Happy Turkey Day!
To the general populace, Turkey Day is just another way of saying Thanksgiving. But to a select few, the phrase conjures more than just images of turkey, cranberries and your Uncle Dan talking with his mouth full. For “Mystery Science Theater 3000” fans, Turkey Day was truly something to celebrate.
For a few years during its heyday in the 1990s, “Mystery Science Theater” would take over Comedy Central for 24 hours of programming. Now, episode marathons are a dime a dozen in basic cable (there’s a “Duck Dynasty” marathon going on on A&E at the very moment I’m writing this), but MST3K’s “Turkey Day” was something special. The show, with its lovable bots spoofing mercilessly on bad movies, was perfect counterprogramming for a dull family gathering; you and your cool cousin could sneak off to the rec room to catch an episode or two while the parents droned on in the kitchen.

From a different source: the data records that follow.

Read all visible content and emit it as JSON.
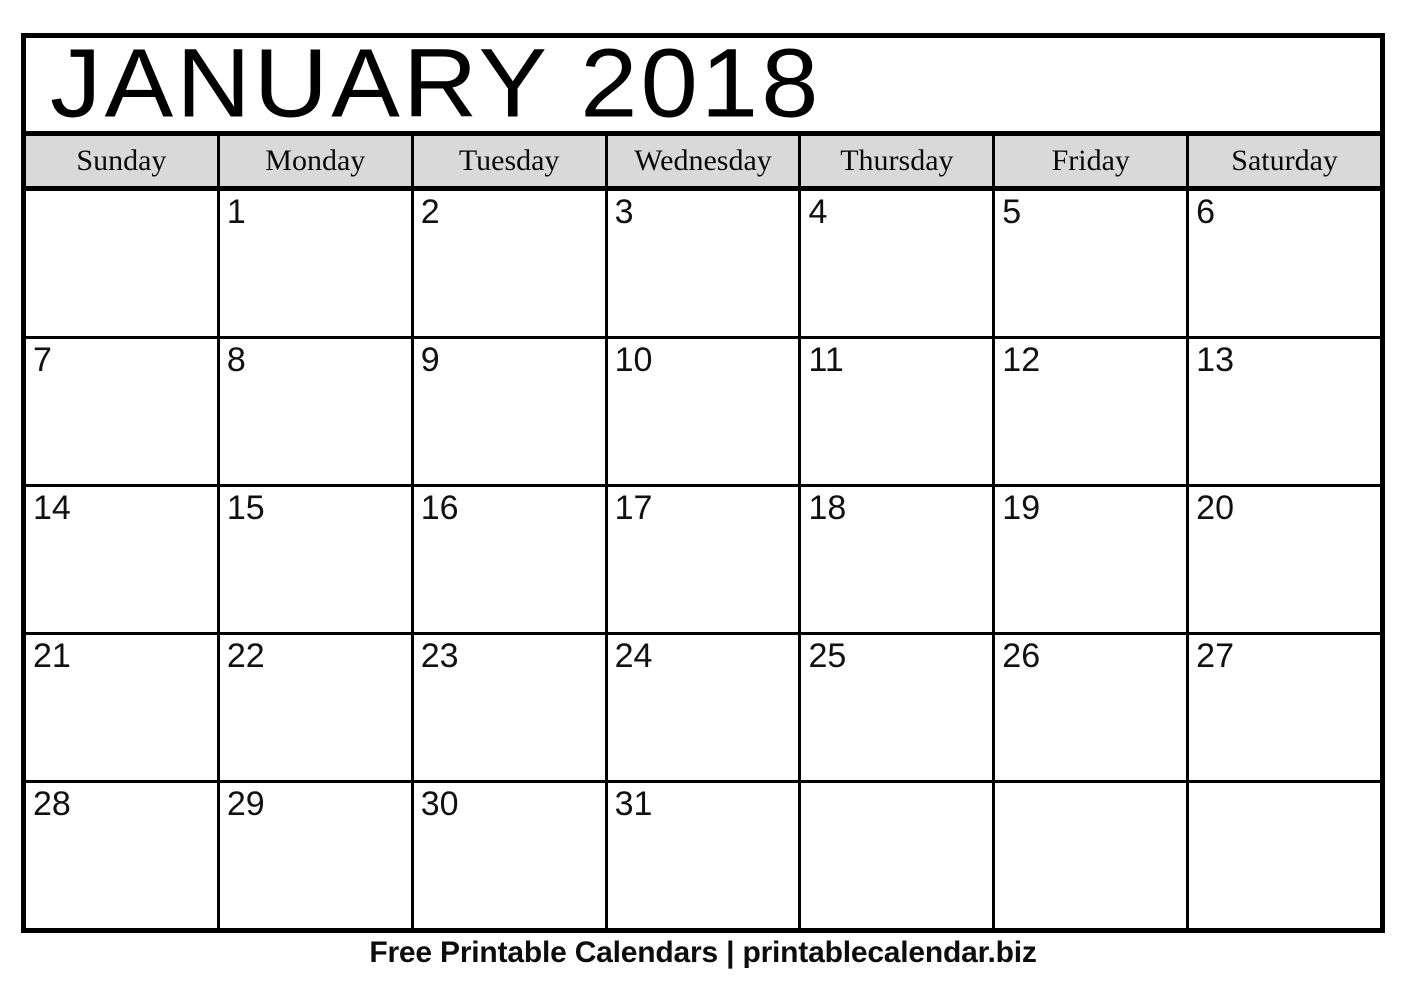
{
  "calendar": {
    "title": "JANUARY 2018",
    "month": "January",
    "year": "2018",
    "header_bg": "#d9d9d9",
    "border_color": "#000000",
    "weekdays": [
      {
        "label": "Sunday"
      },
      {
        "label": "Monday"
      },
      {
        "label": "Tuesday"
      },
      {
        "label": "Wednesday"
      },
      {
        "label": "Thursday"
      },
      {
        "label": "Friday"
      },
      {
        "label": "Saturday"
      }
    ],
    "weeks": [
      [
        {
          "day": ""
        },
        {
          "day": "1"
        },
        {
          "day": "2"
        },
        {
          "day": "3"
        },
        {
          "day": "4"
        },
        {
          "day": "5"
        },
        {
          "day": "6"
        }
      ],
      [
        {
          "day": "7"
        },
        {
          "day": "8"
        },
        {
          "day": "9"
        },
        {
          "day": "10"
        },
        {
          "day": "11"
        },
        {
          "day": "12"
        },
        {
          "day": "13"
        }
      ],
      [
        {
          "day": "14"
        },
        {
          "day": "15"
        },
        {
          "day": "16"
        },
        {
          "day": "17"
        },
        {
          "day": "18"
        },
        {
          "day": "19"
        },
        {
          "day": "20"
        }
      ],
      [
        {
          "day": "21"
        },
        {
          "day": "22"
        },
        {
          "day": "23"
        },
        {
          "day": "24"
        },
        {
          "day": "25"
        },
        {
          "day": "26"
        },
        {
          "day": "27"
        }
      ],
      [
        {
          "day": "28"
        },
        {
          "day": "29"
        },
        {
          "day": "30"
        },
        {
          "day": "31"
        },
        {
          "day": ""
        },
        {
          "day": ""
        },
        {
          "day": ""
        }
      ]
    ]
  },
  "footer": {
    "text": "Free Printable Calendars | printablecalendar.biz",
    "site_name": "printablecalendar.biz",
    "tagline": "Free Printable Calendars"
  }
}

So it’s fitting that this “Turkey Day” comes just four days after MST3K celebrated its 25th anniversary, as fans flooded the Twitter accounts of host Joel Hodgson and the other cast members with well wishes, callback jokes, and memories both funny and poignant. For a show that’s been off the air for over a decade, and wasn’t appreciated much by the networks it was one while it was, the show’s presence only seems to keep growing. I certainly felt the love when I saw Hodgson’s new live venture, Cinematic Titanic, at Milwaukee’s Pabst Theatre this fall, the theater packed with fans both old and young. ‘
And, as a special Turkey Day bonus, Hodgson is curating and hosting a live-streaming Turkey Day from 11 a.m CST to 11 p.m. CST Thursday, featuring six episodes of MST3K suggested by fans. Tune in to www.mst3kturkeyday.com.
The online Turkey Day is being done in conjunction with Shout! Factory, which has released four-movie sets of MST3K episodes every four months or so for the last few years. While they all tend to blur together a little in my mind (did I buy XXVI or XXIV last?), the new “25th Anniversary Edition,” out this week and handsomely housed in a metal box, is something special.
The movies range across MST3k’s lifespan, starting with an episode I had never seen from Season 1, “Moon Zero Two,” a strange mix of outer space Western and groovy ’60s pop comedy that’s fertile ground for Joel, Crow and Tom Servo (voiced in this season only by J. Elvis Weinstein.) The other episodes include a stone-cold classic, “The Day The Earth Froze” (from which the MST3K catchphrase “Sampo!” emanates), as well as the strong later entries “The Leech Woman” and “Gorgo.”
But what’s this? There’s a bonus fifth disc in this collection, featuring two essential but formerly out-of-print entries in the MST3K canon. “The Brain That Wouldn’t Die” and “Mitchell” are two of the best episodes that MST3k has ever done, but they’re most important because they represent a major transition in the show — the last episode feature Hodgson as host, and the first featuring Mike Nelson.
The extras on each disc are solid too, including trailers, a “Life after MST3k” featurette with Mary Jo “Pearl Forrester” Pehl, and an extended look at the creation of “Moon Zero Two,” which reveals that Stanley Kubrick was shooting “2001” in the next soundstage over, and gave the director some tips on how to simulate action in zero gravity.
But the prize of the extras is “Life after Eden Prairie,” a new three-part documentary that looks back at the making of “Mystery Science Theater 3000.” One looks at the crew that made the show possible, including propmaster Patrick Brantseg and costumer Beez McKeever, while another follows all the supporting characters on the show. But the one that’s my favorite looks at the locations connected with the show, from Hodgson’s St. Paul home where he created all the robots in his basement, to the nondescript office park in a Minneapolis suburb where the show was filmed.
Usually, these kind of nitty-gritty details demystify the wonder of a movie for me, but it had the opposite effect on me here. The fact that such a magical show sprung out of such ordinary spaces, propelled by people who weren’t just smart and funny, but willing to work their asses off week after week? That’s something to be thankful for.